Tim Peters <t...@python.org> added the comment:

I agree:  we "shouldn't have" documented anything about hash codes beyond the 
invariants needed to guarantee they work for their intended purpose, chiefly 
that x == y implies hash(x) == hash(y).

Which leads to your other question ;-)  That invariant is tricky to maintain 
across a pile of distinct but comparable numeric types!  Whatever we return for 
an int needs also to be what's returned for a float that happens to have the 
same value, and whatever we return for a float needs also to be what's returned 
for a fraction.Fraction with the same value, and so on.

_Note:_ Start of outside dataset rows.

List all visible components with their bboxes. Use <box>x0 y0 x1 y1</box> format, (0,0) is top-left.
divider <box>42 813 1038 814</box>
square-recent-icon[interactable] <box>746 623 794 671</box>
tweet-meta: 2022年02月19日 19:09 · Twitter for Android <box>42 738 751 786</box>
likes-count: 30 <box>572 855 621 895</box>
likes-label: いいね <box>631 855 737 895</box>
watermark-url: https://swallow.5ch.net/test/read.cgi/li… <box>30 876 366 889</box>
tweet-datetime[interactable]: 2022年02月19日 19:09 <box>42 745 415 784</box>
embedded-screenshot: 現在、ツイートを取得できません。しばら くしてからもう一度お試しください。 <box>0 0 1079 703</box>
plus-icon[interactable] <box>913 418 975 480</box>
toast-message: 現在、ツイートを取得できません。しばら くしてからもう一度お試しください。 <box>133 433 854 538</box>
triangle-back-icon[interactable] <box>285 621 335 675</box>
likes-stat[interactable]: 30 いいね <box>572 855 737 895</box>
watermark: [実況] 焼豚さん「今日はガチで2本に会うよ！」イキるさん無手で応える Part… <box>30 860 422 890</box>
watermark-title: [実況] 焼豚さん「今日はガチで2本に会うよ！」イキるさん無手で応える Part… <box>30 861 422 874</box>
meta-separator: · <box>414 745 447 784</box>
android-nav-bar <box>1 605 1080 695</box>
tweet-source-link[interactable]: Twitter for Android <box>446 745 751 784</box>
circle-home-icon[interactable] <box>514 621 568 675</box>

So Python uses a single numeric hashing algorithm defined on mathematical 
rationals, described here:

https://docs.python.org/3.8/library/stdtypes.html#hashing-of-numeric-types

Presumably that's documented so that people defining their own numeric types 
have a clue about how to implement compatible hash codes.

Anyway, that algorithm uses a large fixed prime P (different on 32- and 64-bit 
boxes), and uses operations modulo P.  That's why the full bit width isn't 
used.  And not just any prime P, it picks one for which computing the remainder 
mod P is especially efficient.  2**61 - 1 is as good as it gets on 64 bit boxes.

I didn't pick this algorithm (I suspect Mark did), but I certainly approve of 
it.  It's clever and general enough to apply to any plausible subset-of-real 
numeric type short of the constructive reals (where equality isn't even 
theoretically decidable, so "x == y implies ..." can't get off the ground ;-) ).